だが、月姫の巫女だけは特別で、肉体を持ったまま月へたどり着くことができる。月霊ルーシファー自らが迎えに来るのだ。
「我らサーラの民。システィザーナ様の化身にして、月霊ルーシファー様に愛されし乙女、月姫の巫女様を新たに迎えたく、ここに祈りを捧ぐものなり」
石段の上に立ち、ラカーユの長い裾をはためかせながら、朗々とした声で言葉を紡ぐのは、長のイーザ・リアスである。彼以外のリアスたちはイーザの後ろに整列している。もちろんチェザやフィーザの姿もそこにあった。
聖月の宮から運ばれた氷の中のアンディアは、静かに穏やかに、また神々しく、石段の下で横たわっている。
リアスたちを筆頭に、彼らは晴れた空に向かって祈る。
「ルーシファー様が参られた……」
やがて、厳かな声音で、イーザがそう告げた。なぜわかるのだろう、チェザはそう思う。まだ姿は見えないのに、それでもすぐそばに月霊ルーシファーが来ている。イーザだけではなく、それがチェザにもわかるのだ。頭でないどこかでそれを悟ることができるのだ。たぶんそれこそがリアスの能力なのだろう。額の十字の文様がそれを悟らせるのだろう。
肉眼では何も見えない。だが、すぐそばに月霊ルーシファーは存在していた。
『次代の月姫の巫女よ、ここへ……』
月霊ルーシファーの声をリアスは聞いた。
民の中にまぎれていた、アースと手を繋いでいた小さな少女が、導かれるように歩き出す。
瞳を凛と輝かせて。
その色は、紛れもなく金色だった。真っ直ぐな瞳で、彼女は凛然と顔を上げ、そこにいるらしい月霊ルーシファーを見つめた。リアスですら見えない、その姿、を。
「わたくしの名はシスティザーナ・エリェル・ルーシファー」
「システィザーナよ。次代を担う月の娘よ。我、汝を認めようぞ」
その言葉と同時に、イーザは儀式のために作られた偽者の銀の御剣と金の御剣を手渡した。本来なら本物でなければならないはずのそれを、彼女の小さな両手が疑うことなく受け取る。そして金色の瞳で長身のイーザを見上げた。
「ありがとう」
はっきりとそう告げ、微笑んだ。アンディアと同じような優しさを湛えて。
チェザはちらりと月姫の巫女の……いやアンディアの表情を見た。生きているときとなんら変わらない笑みを湛えていて、瞳を開ければまた金色に輝く双眸でチェザを見つめるのではないかとすら思う。
端正な顔立ちだった。
それでももう、彼女の瞳が開かれることはないのだ。

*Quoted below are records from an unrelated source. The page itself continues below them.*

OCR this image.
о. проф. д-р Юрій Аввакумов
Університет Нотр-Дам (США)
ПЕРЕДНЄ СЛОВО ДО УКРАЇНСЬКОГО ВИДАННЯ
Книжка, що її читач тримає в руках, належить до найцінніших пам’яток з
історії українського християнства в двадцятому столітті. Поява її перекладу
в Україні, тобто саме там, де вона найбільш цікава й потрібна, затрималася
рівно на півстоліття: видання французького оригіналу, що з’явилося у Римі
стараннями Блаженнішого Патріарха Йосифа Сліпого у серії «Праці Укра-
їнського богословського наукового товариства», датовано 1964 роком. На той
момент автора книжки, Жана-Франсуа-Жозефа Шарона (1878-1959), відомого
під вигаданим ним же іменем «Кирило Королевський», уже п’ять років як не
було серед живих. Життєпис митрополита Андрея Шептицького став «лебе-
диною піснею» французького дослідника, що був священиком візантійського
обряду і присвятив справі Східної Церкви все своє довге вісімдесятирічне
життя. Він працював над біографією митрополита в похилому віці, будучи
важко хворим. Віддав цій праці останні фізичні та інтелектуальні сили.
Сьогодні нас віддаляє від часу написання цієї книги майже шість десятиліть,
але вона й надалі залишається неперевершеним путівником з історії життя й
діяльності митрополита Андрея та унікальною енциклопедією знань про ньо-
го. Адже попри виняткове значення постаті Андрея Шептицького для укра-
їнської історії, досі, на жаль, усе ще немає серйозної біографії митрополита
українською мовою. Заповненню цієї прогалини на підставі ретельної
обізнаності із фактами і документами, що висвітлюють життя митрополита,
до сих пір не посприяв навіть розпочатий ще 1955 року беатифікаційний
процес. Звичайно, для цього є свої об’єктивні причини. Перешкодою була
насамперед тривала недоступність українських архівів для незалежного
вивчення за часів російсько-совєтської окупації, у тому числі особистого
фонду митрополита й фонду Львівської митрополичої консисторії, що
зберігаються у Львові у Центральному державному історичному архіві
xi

優しくチェザの名を呼ぶことはないのだ。これが死ぬということ。チェザは初めて近しい人の死を知った。
もう二度と逢えない恐怖。
顔も知らない父が、リアスとして守ってきた月姫の巫女であったのに……。
「……チェザ?」
となりのフィーザが小さな声でチェザを呼んだ。だが、それすら気づかない。
俯いたまま。
何かが足元に落ちた。
ぽたりと一滴。
熱い雫が、地面の雪を濡らした。